On #11. Then ALL companies are government cronies because to some degree, whether 1% or 100% degree, they use the state to monopolize certain aspects of their business, say their location, their parking lot, their oh-cute company name, their oh-pretty actress model, their oh-macho athlete model, their unique and eye-catching logo, etc. Could it be true that all companies are government cronies? Tough luck.

On #12, This is really weird, that if one owns and patented one drug molecule, then he also owns ALL other molecules around the planet. Where could this urban legend come from? I wrote earlier about different molecules SIMULTANEOUSLY invented, all patented, all not in drugstores yet. Molecules just to kill prostate cancer with weird names like abiraterone acetate, azazitidine, befetinib, cixutumumab, docetaxel liposomal, enzastaurin, intetumumab, ixabepilone, lenalidomide, nimotuzumab,... There are also acronym-numbers like MLN 8237, ISIS EIF4ERx, GDC 0449,... So I invent only one molecule, the other guys invent their own molecules, everyone happy. Now whether the molecule that we invented will become blockbuster and profitable or not, is another story.

On #13, Again wrong. ALL generic manufacturers are non-ignorant, and non-beneficiaries of the patented drugs. And yet they all support the patent system for drugs. Why? Because they spent not a single centavo in the very costly R&D, multiple clinical trials (with some animals first, then with a few sick people, then with many sick people, the non-sick, etc.), taking up from 8 to 13 years out of the 20 years total patent life, just to develop one drug. But once the patent expires, all the generic manufacturers can jump in and develop their own brand of drugs from the same molecule that the innovator companies have developed.

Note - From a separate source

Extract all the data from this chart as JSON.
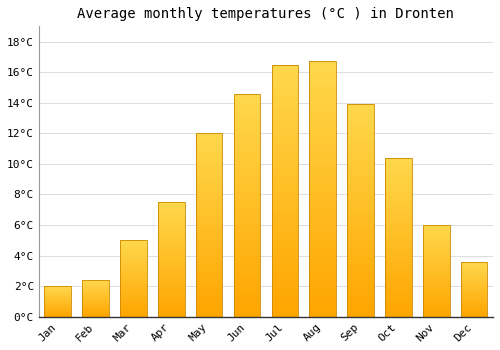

I repeat my observation that the libertarian anti-IPR cause is really infantile. They would rather point their guns and angst on private individuals, private companies, which only want protection of their new invention, their carefully-protected business name and brand, than point their guns on the BIG and monster state that taxes big, intervenes big, regulates and restricts big.

More private ownership, more capitalism.
More social ownership, more socialism.